The current implementation of batch reads implement scatter gather approach. The batch request is sent (scattered) to all nodes in the cluster, the individual nodes return the records that they have and client stitches (gather) responses from individual nodes and pass on the combined results to the application.
These aren’t atomic operations. The individual node gets the batch request, reads the record digests for requested records from the primary index tree and then start reading the individual records from the storage (memory or disk). Any changes to records (delete, expiry, eviction) or any changes to cluster state (migration) would affect the records returned by the batch call.
Consider 4 node cluster, 100 records in batch request and ~25 records being returned by each node. 5th node is added, and now with migrations kicking in you might only have ~20 records on each node and the batch request that was initiated with 4 node cluster, might get you ~80 records and wouldn’t find ~20 records which moved to other nodes.

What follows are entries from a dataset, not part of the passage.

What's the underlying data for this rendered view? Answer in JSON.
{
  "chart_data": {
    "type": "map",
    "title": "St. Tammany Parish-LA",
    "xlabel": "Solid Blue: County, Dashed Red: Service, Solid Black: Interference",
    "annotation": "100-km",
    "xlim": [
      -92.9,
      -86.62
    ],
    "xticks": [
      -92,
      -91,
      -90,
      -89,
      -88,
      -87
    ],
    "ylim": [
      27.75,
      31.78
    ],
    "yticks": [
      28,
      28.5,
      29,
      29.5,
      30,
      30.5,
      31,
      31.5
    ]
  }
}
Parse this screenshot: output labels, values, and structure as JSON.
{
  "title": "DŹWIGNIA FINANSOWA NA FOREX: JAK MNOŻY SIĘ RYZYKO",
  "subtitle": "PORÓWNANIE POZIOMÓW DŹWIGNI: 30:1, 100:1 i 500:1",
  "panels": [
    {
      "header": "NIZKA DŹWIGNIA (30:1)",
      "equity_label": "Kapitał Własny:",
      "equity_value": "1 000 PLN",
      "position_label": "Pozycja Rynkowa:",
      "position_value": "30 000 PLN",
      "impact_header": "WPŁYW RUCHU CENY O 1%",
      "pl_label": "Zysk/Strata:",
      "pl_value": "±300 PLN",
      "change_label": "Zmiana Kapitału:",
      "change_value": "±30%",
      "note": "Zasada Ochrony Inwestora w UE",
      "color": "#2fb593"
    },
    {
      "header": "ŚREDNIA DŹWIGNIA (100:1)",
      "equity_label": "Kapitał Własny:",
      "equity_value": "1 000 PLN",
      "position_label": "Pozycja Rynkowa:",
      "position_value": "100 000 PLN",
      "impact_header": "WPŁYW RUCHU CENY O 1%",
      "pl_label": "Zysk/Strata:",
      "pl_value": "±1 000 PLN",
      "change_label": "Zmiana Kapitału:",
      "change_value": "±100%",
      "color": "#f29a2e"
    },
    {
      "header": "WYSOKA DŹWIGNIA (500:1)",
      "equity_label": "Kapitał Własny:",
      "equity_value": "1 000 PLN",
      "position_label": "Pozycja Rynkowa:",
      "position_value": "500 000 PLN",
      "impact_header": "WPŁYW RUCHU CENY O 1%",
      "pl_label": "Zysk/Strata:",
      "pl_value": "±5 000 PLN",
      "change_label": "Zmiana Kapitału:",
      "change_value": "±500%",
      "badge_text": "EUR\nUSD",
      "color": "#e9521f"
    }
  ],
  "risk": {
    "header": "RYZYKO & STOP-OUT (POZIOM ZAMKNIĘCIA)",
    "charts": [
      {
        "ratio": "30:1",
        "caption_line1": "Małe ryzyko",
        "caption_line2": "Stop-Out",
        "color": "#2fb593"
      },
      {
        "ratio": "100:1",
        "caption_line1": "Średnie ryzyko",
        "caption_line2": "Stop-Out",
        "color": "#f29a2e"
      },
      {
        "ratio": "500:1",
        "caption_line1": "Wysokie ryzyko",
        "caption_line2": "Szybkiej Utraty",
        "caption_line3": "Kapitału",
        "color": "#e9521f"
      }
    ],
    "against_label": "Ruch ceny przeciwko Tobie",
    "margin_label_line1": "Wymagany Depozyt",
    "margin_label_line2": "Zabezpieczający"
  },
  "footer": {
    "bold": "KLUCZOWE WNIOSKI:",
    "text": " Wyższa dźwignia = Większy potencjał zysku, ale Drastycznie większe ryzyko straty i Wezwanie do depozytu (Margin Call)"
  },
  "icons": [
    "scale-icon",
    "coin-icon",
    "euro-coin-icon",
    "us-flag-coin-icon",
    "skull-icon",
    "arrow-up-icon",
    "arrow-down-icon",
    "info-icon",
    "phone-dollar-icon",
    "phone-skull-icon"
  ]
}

I’m specifically interested in the read behavior when write master fails. By default, read is done on write master. In case of non batch reads and write master fails, prole read ( via proxy ) happens. Is this the same case with batch reads too ?.
Also, the situation you explained above ( batch request of 100 and each node returned ~25 records ), isn’t the same will happen for non-batch reads too. For ex : consider 2 node cluster, each node has 50 records data. Now a single read request came and 3rd node is added, and now with migrations kicking in, you might not have data present in original node. Is this the right behaviour ?
Normal read and batch read operations differ in certain parts.
Consider, normal read situation:
App requests key:A, client determines that Node 1 is master for this key/record. The request is sent to Node1. In the meanwhile, the record is no longer on Node 1. It would proxy this request to the new master of Key:A or gets into duplicate resolution in case its still master but doesn’t have the key/record.
Consider batch read situation:
App requests key:A [and other keys] , client determines that Node 1 is master for this key:A/record. The request is sent to Node1. In the meanwhile, the record is no longer on Node 1. Batch reach doesn’t do proxy or duplicate resolution and would simply return empty record indicating that the record couldn’t be found
Yes, this answers my question. I just have one more question, if i retry the failed batch request, will it go to different node or the same failed node ?. Also the above behavior will remain same if we read from replicas.
The batch requests will return incomplete results only if the records migrate due cluster state change, between the batch request execution start and the actual record read. If the batch request is re-executed, going by the probability that the cluster won’t go through another cluster state change in the short time span, you should get the complete results.